Le Monde diplomatique ist inzwischen eine weltweit einflußreiche Institution – vierzig Prozent ihrer Auflage von 180.000 verkauft sie außerhalb Frankreichs. Ihren letzten großen Auflagenschub erlebte sie nach dem Mauerfall.

Le Monde diplomatique geht davon aus, daß ihre Leser von der gleichen Gier beseelt sind wie ihre Autoren: zu verstehen, innezuhalten, Zweifeln Raum zu geben. „Wir wollen mit dem Leser die neue Komplexität der Weltordnung beleuchten, tastende Denkversuche unternehmen, wie sie dieser Zeit des Wandels eigen sind“, schrieben ihre Redakteure 1992 in einer Selbstdarstellung.Sie stehen in der Tradition des französischen Universalismus. Le Monde diplomatique ist keine Zeitung für Afrika-, Kultur- oder Lappland-Experten, sondern sie will weltweite Prozesse zueinander in Beziehung setzen, Abhängigkeiten analysieren, Perspektiven intellektuell ausloten, reflektieren – Monat für Monat.

Rein äußerlich schon spiegelt die Zeitung die Zumutung des Denkens: In einer Zeit, da die Zeitungsartikel immer gehetzter geschrieben, die Formate der Zeitungen kleiner und die Schriftdurchschüsse immer größer werden, hat Le Monde diplomatique den Mut zu „langen Riemen“, zu „viel Blei“. Es ist, will man die Komplexität des Geschehens erfassen, unentbehrlich, Hintergründe auszuleuchten, historische Vorläufer zu bemühen, soziale und kulturelle Auswirkungen ebenso wie ökonomische und ökologische Implikationen zu debattieren.

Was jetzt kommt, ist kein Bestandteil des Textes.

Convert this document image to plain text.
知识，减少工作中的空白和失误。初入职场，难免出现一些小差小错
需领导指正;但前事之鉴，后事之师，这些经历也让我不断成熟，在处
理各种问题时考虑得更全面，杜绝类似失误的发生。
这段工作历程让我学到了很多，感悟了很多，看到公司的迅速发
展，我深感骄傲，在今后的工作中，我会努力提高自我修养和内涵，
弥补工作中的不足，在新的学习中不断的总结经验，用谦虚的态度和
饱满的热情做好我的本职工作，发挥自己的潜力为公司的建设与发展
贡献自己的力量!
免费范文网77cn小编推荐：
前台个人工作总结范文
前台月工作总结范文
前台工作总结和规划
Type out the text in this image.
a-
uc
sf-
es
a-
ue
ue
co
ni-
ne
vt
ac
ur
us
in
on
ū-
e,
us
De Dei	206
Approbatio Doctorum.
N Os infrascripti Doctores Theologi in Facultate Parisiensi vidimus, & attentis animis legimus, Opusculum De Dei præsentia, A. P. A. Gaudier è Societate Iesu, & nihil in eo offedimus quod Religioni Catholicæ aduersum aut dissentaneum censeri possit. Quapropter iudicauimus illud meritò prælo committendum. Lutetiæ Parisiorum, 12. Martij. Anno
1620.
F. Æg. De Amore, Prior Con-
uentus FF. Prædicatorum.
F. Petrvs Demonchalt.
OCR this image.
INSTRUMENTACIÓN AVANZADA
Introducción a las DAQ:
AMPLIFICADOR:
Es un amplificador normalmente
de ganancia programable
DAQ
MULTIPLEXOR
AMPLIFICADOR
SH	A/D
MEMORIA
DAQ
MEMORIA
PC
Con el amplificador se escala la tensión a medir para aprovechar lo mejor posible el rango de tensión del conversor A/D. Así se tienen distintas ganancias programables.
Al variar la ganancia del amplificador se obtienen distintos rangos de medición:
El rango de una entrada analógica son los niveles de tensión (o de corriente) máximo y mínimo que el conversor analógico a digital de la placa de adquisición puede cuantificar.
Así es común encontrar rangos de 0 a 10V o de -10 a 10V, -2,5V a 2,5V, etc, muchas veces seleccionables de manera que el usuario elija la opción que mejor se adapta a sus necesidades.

Le monde diplomatique ist zur Zeit eine der ganz wenigen Monatszeitungen, die versuchen, die Welt als Ganzes zu denken. Ob die Lage in Bosnien, der Genozid in Ruanda, der gefährdete Frieden im Nahen Osten, der Tschetschenienkrieg, die Entwicklung in der Medienlandschaft, der Wandel des Politikbegriffs, die Folgen des Neoliberalismus, die Datenautobahnen oder die Neuverhandlung des Atomsperrvertrages – all das hat sie ebenso im Visier wie die neuen Tendenzen in der Geschichtswissenschaft oder die Auswirkungen des wachsenden Nationalismus.

Insofern ist heute, nach nunmehr vierzig Jahren, Le monde diplomatique die zeitgemäße Antwort gegen das drohende Zerfallen der Welt-Ansicht in Spezialisten hier und Experten da. Ihren redaktionellen Prinzipien ist sie treu geblieben:

– Die Redaktion veröffentlicht keine Interviews.

– Sie läßt in ihren Spalten so wenig als möglich Politiker zu Wort kommen, und schon gar keine, die sich auch in anderen Medien äußern können.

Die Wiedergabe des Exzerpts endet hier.